Sanders long overdue for change of heart about Castro
As others have pointed out, the facts are simply not with Bernie Sanders when he praises Communist Cuba’s record, as he did again recently on 60 Minutes. Cuba was a relatively wealthy country before Fidel Castro took over. It already had high literacy rates and low infant mortality. Indeed, the rest of Latin America has made up a lot of ground on such measures in the intervening decades, putting the lie to claims that the despotic regime at least got some things right.

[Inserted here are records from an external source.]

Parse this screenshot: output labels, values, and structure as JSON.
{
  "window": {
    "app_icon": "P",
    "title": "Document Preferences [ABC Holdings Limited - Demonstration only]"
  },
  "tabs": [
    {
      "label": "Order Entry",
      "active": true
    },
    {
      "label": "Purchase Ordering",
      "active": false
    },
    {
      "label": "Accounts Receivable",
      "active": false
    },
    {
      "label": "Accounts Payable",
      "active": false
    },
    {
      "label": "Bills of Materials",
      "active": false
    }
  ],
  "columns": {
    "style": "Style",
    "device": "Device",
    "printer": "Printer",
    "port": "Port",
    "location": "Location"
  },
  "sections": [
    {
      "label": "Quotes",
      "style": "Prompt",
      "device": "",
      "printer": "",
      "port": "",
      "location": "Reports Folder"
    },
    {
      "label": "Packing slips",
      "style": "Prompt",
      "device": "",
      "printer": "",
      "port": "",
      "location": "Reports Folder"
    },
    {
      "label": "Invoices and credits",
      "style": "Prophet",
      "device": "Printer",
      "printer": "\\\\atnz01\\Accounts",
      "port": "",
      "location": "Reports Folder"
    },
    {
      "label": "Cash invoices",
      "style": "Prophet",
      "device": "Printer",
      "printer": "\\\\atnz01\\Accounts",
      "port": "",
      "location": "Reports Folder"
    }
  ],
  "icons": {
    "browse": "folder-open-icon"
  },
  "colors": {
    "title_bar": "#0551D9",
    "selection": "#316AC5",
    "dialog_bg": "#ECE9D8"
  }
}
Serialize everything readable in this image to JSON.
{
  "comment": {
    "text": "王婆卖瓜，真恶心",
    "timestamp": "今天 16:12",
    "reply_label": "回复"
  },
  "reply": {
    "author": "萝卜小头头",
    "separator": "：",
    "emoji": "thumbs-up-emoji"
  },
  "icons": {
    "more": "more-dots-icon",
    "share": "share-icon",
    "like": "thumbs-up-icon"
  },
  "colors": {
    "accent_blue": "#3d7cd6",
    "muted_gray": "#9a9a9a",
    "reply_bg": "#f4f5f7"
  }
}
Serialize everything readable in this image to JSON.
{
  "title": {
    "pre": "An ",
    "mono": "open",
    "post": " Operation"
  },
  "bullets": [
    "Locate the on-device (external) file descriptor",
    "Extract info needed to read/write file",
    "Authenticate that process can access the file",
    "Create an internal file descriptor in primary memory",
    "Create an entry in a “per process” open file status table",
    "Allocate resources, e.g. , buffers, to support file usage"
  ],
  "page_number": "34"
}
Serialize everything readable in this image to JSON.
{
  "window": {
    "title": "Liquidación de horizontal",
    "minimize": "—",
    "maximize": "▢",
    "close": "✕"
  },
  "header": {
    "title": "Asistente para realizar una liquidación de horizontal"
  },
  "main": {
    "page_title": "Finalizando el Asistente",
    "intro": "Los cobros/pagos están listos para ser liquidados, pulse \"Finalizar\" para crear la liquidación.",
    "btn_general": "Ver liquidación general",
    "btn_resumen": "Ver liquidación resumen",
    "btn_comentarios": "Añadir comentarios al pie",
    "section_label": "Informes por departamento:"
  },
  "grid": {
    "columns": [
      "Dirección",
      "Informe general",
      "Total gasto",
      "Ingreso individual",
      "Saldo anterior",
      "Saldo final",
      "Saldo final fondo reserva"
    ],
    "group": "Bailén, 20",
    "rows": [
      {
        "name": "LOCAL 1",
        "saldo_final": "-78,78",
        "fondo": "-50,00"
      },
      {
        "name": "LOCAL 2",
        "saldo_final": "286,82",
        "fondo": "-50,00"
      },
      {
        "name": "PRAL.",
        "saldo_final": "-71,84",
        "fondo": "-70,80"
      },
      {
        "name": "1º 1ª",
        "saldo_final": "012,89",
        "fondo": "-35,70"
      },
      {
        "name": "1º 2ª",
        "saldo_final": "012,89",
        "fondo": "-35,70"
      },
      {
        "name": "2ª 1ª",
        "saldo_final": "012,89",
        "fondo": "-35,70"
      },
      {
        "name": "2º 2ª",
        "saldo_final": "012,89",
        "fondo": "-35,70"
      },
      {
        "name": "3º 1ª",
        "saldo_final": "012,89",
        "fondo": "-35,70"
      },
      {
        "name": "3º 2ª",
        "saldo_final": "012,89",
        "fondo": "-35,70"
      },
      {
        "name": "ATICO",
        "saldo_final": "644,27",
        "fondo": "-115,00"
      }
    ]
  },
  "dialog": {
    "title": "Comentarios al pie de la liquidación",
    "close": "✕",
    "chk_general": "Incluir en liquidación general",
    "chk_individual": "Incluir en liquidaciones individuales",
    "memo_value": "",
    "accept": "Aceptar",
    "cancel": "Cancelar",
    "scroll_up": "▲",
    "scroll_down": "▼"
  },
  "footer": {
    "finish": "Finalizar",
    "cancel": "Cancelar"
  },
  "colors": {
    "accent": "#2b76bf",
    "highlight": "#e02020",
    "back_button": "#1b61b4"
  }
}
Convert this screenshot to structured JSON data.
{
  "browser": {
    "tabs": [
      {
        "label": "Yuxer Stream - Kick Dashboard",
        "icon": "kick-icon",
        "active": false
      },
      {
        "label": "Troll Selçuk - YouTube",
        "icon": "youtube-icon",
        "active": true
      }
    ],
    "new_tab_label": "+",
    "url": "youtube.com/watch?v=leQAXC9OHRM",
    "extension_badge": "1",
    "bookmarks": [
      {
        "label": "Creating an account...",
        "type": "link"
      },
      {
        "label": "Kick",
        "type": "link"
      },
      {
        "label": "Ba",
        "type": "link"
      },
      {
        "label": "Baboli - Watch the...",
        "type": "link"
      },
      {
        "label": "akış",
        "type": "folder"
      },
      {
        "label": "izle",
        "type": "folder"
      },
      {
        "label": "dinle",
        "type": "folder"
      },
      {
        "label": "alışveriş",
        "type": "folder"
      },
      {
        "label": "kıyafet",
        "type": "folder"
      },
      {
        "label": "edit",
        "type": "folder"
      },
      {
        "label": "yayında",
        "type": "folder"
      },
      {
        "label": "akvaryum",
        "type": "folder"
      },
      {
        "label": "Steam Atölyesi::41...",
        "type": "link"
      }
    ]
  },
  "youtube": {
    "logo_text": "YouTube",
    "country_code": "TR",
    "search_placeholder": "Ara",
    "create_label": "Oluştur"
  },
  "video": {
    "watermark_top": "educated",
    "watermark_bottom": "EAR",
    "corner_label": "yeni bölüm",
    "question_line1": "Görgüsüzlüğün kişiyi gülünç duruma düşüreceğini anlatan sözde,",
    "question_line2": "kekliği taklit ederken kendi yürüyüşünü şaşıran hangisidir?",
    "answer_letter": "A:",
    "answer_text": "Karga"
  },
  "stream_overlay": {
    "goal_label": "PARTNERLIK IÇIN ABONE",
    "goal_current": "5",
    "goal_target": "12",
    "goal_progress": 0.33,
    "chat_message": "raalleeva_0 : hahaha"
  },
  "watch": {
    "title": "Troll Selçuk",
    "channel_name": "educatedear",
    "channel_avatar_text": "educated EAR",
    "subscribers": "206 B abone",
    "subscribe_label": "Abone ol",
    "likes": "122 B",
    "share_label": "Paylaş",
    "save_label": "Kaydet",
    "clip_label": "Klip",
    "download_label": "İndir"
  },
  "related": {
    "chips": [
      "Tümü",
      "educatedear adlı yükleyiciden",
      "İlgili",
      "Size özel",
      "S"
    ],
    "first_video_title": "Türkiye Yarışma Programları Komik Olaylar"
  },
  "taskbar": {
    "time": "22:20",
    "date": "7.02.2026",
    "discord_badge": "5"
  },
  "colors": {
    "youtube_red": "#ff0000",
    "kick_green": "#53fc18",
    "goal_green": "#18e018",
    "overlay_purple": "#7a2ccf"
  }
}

Castro’s Cuban experiment did have many admirers at one time. Celebrated Peruvian novelist Mario Vargas Llosa was one of them, as were many intellectuals of his generation. But as the Nobel Laureate in Literature explained in a talk he gave at an MEI event back in 2013, his enthusiasm began to wane somewhat when he learned of the concentration camps to which were sent a mix of dissidents, common criminals, and homosexuals. A trip to the Soviet Union in 1966 disillusioned him further with Marxism, as did reading authors like Karl Popper, Raymond Aron, and George Orwell.
It’s understandable for Bernie Sanders the teenager to have looked at Castro through rose-coloured glasses back in 1959. But to still have delusions, sixty-one years later, about the supposed benefits the dictator brought to Cubans—those who did not escape the island prison, that is, often by makeshift raft through shark-infested waters—is much more problematic.